Another thing I would be very excited to ask him about... His love for cats. I love cats, and something that makes me connect with Freddie is that he loved them to such an extent that he treated them like children, I think he had 10 of them and wrote songs like "Delilah" for them. Without a doubt, one of my favorites in this funk-filled gem where his voice sounds amazing (as always):
The next person came unexpectedly to my mind but I received him with a warm feeling in my heart, because since I read his story I felt captivated. It is about the neurologist and psychiatrist Viktor Frankl, who was Austrian and Jewish. Like any professional, he had a regular life in which he devoted himself to his profession and also spent time developing his own model of psychotherapy, following Freud and Adler.
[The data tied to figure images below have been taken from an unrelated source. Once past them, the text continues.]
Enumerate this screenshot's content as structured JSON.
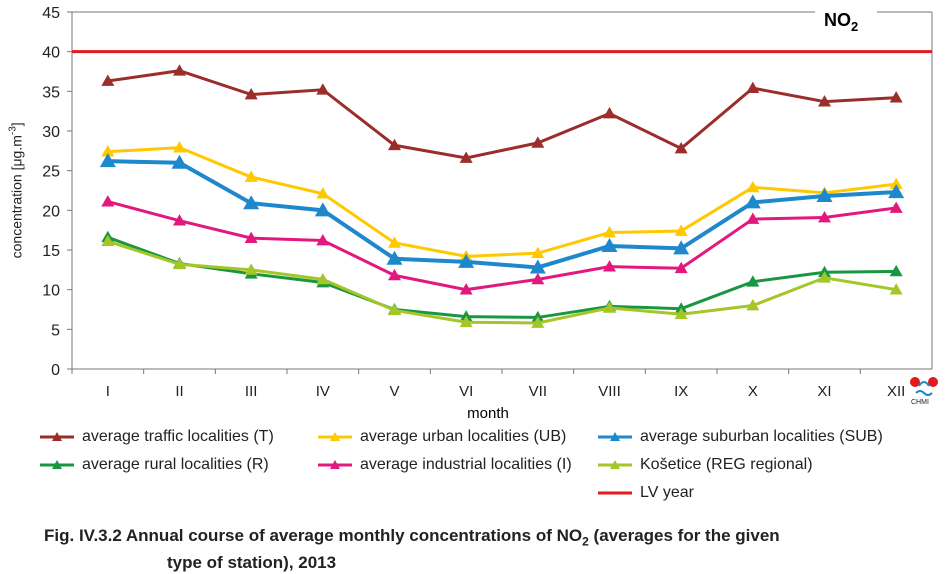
{
  "chart_data": {
    "type": "line",
    "title": "NO",
    "title_sub": "2",
    "xlabel": "month",
    "ylabel": "concentration [μg.m-3]",
    "ylabel_main": "concentration [μg.m",
    "ylabel_sup": "-3",
    "ylabel_end": "]",
    "ylim": [
      0,
      45
    ],
    "yticks": [
      0,
      5,
      10,
      15,
      20,
      25,
      30,
      35,
      40,
      45
    ],
    "categories": [
      "I",
      "II",
      "III",
      "IV",
      "V",
      "VI",
      "VII",
      "VIII",
      "IX",
      "X",
      "XI",
      "XII"
    ],
    "grid": false,
    "legend_position": "bottom",
    "series": [
      {
        "name": "average traffic localities (T)",
        "color": "#9b2d2a",
        "values": [
          36.3,
          37.6,
          34.6,
          35.2,
          28.2,
          26.6,
          28.5,
          32.2,
          27.8,
          35.4,
          33.7,
          34.2
        ]
      },
      {
        "name": "average urban localities (UB)",
        "color": "#ffc800",
        "values": [
          27.4,
          27.9,
          24.2,
          22.1,
          15.9,
          14.2,
          14.6,
          17.2,
          17.4,
          22.9,
          22.2,
          23.3
        ]
      },
      {
        "name": "average suburban localities (SUB)",
        "color": "#1e88cc",
        "values": [
          26.2,
          26.0,
          20.9,
          20.0,
          13.9,
          13.5,
          12.8,
          15.5,
          15.2,
          21.0,
          21.8,
          22.3
        ]
      },
      {
        "name": "average rural localities (R)",
        "color": "#1a9641",
        "values": [
          16.6,
          13.3,
          12.0,
          10.9,
          7.5,
          6.6,
          6.5,
          7.9,
          7.6,
          11.0,
          12.2,
          12.3
        ]
      },
      {
        "name": "average industrial localities (I)",
        "color": "#e3187f",
        "values": [
          21.1,
          18.7,
          16.5,
          16.2,
          11.8,
          10.0,
          11.3,
          12.9,
          12.7,
          18.9,
          19.1,
          20.3
        ]
      },
      {
        "name": "Košetice (REG regional)",
        "color": "#a5c628",
        "values": [
          16.1,
          13.2,
          12.5,
          11.3,
          7.4,
          5.9,
          5.8,
          7.7,
          6.9,
          8.0,
          11.5,
          10.0
        ]
      }
    ],
    "limit_line": {
      "name": "LV year",
      "color": "#e31a1c",
      "value": 40
    }
  },
  "logo_text": "CHMI",
  "caption": {
    "line1_a": "Fig. IV.3.2  Annual course of average monthly concentrations of NO",
    "line1_sub": "2",
    "line1_b": " (averages for the given",
    "line2": "type of station), 2013"
  }
}
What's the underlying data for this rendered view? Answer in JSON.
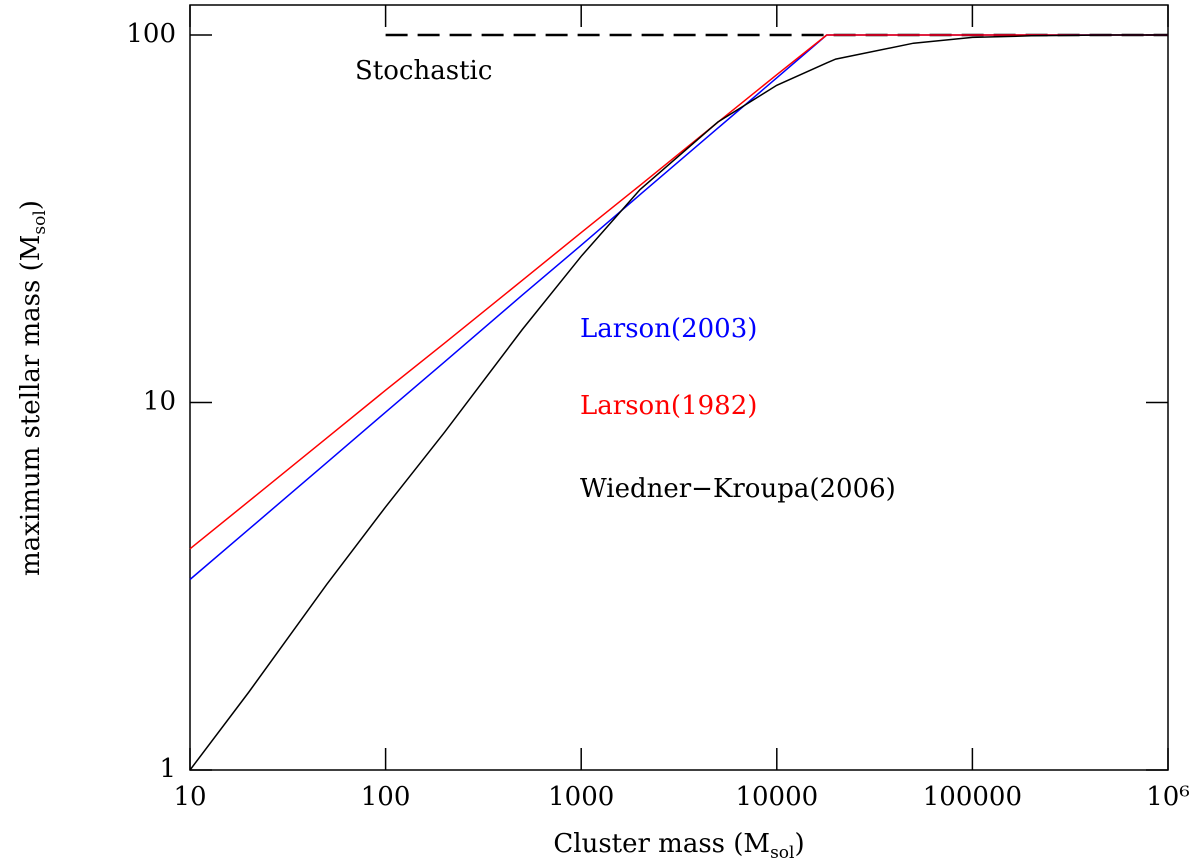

All this changed when, in 1942, he and his family were transferred to a concentration camp, and he began to lose everything: his parents, his wife, his manuscripts, and his freedom itself.
Although Viktor left his experience very detailed in his book, I would like to ask him about how he would apply his therapy to intervene in the existential crises of modern society, what role would AI have in logotherapy now that they can think like us and therefore, I do not doubt that they wonder or may come to wonder about the meaning of their existence, and how they can be applied to logotherapy in immigrants who are being forced to leave their countries.
Both characters I admire I would like to interview them in an open place, lke this one i had been showing to you and that is not too crowded, instead of the usual TV set with a sofa and a desk, just because I feel that all parties involved would enjoy it very much. To say goodbye, I would like to close with this phrase said by Friedrich Nietzsche that summarizes the idea of logotherapy, developed by Frankl: "He who has a why to live for, can bear almost any how".